The results presented above represent the best estimates, based on reasonably conservative assumptions. These assumptions will certainly not accurately predict all the variables used in the model. However, sensitivity analyses, or "what if?" tests give some indication of how the results would change if the assumptions were changed.

Assessment Lag in 1994 (SB 146)

The consensus government agency estimates of tax relief under "A" include the effects of Senate Bill 146, which would introduce a one-year delay in assessing property in 1994. An estimate of the additional tax relief under SB 146, on top of the net tax savings under "A," is about $440 million.[27]

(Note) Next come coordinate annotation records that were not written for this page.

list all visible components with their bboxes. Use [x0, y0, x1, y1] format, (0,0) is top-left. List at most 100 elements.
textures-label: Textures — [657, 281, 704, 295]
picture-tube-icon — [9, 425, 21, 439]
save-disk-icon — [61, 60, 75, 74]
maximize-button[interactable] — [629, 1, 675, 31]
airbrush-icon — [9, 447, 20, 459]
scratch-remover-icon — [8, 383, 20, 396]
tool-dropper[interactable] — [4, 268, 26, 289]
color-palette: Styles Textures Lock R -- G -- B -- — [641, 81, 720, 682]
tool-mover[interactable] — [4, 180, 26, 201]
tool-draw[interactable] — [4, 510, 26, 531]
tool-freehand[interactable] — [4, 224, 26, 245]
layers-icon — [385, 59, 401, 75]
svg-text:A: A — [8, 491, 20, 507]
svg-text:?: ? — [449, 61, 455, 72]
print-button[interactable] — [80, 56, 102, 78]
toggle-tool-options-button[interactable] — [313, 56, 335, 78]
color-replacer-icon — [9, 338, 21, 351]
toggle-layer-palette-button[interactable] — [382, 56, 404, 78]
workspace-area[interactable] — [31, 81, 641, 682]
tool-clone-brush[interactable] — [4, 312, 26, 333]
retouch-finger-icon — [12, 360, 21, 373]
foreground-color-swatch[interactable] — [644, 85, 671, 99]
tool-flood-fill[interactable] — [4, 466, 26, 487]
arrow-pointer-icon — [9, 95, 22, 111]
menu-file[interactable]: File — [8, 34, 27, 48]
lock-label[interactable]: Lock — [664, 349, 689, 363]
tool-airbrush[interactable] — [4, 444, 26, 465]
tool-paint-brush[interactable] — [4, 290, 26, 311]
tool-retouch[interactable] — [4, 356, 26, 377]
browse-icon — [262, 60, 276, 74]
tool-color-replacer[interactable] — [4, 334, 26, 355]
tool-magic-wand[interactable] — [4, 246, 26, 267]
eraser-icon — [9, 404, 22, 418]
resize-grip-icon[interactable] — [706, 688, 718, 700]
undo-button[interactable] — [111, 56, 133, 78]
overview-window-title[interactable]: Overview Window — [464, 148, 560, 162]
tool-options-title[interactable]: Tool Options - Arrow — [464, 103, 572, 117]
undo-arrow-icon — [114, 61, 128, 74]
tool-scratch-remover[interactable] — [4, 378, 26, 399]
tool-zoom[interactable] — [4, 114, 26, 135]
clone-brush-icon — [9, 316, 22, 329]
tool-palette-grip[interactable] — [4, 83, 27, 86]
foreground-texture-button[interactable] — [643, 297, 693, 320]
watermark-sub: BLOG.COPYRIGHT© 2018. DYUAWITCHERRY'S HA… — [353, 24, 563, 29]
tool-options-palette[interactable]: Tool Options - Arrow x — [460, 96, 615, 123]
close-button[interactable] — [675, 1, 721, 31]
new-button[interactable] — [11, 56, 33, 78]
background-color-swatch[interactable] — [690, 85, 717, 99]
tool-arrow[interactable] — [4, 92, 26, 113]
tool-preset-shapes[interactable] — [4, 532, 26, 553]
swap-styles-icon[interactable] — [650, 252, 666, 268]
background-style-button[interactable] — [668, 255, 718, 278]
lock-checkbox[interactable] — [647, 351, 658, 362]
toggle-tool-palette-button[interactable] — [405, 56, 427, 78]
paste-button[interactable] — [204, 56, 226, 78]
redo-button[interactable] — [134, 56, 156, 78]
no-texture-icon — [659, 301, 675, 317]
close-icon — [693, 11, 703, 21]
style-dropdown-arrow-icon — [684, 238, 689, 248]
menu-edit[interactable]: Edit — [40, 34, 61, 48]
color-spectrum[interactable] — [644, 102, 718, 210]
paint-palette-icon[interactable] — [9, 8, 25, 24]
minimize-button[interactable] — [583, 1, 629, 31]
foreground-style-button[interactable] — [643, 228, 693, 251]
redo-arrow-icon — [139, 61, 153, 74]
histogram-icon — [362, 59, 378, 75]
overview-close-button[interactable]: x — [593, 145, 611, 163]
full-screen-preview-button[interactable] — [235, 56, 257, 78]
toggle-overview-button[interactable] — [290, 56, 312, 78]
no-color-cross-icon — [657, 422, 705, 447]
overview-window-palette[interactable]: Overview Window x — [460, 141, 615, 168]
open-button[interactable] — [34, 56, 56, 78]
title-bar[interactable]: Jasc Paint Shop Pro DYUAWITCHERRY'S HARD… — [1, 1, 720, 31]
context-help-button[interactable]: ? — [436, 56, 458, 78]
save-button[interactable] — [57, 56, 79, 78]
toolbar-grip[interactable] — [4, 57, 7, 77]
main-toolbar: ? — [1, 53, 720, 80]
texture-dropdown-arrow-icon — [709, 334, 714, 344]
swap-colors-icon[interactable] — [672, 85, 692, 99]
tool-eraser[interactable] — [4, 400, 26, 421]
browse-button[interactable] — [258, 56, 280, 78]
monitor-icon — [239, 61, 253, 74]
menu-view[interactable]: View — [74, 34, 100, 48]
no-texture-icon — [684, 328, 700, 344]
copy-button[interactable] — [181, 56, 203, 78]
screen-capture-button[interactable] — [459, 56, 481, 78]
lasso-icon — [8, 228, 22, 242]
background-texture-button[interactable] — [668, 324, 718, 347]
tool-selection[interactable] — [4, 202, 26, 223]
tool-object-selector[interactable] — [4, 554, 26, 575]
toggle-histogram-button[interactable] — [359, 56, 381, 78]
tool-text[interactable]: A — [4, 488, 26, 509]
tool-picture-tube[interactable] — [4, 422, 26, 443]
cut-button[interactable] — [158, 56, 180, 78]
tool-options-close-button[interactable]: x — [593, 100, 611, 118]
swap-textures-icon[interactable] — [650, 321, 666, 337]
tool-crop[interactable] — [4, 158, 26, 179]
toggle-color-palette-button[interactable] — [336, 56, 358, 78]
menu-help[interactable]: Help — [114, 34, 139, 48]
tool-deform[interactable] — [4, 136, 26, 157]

Federal Deductibility and Tourist Taxes

For the reasons discussed above, page 17, the revenue analysis did not include federal tax effects. A rough estimate of the effect of federal income tax deductions, under the current federal income tax code, would be about $185 million in additional federal taxes per year.[28] If the common, although unsupported, assumption that tourists pay 5-10% of Michigan sales and use taxes is correct, then non-Michigan residents would account for around $90 to $180 million in additional sales tax revenue. Neither of these estimates are as reliable as those included inthe revenue analysis in the model, and the fact that they roughly offset each other is another reason for excluding both.

School Millage Rates

The level of school millage rates is a critical assumption under "A." The analysis relies on the Treasury Department calculations, based on their large database and proposed implementation legislation, in assuming an average school millage rate of 22 in the current year under "A." As a conservative assumption, the model assumes that school millage rates grow 50% faster under "A" than under current law for the next few years.

To estimate the effect of higher school millage rates, the entire model was re-calculated using an average school millage rate one mill higher. The effect was to reduce net taxpayer savings by about $140 million per year. The same exercise, using a reduction in the average millage rate of one-half mill, produced additional taxpayer savings of about $75 million per year.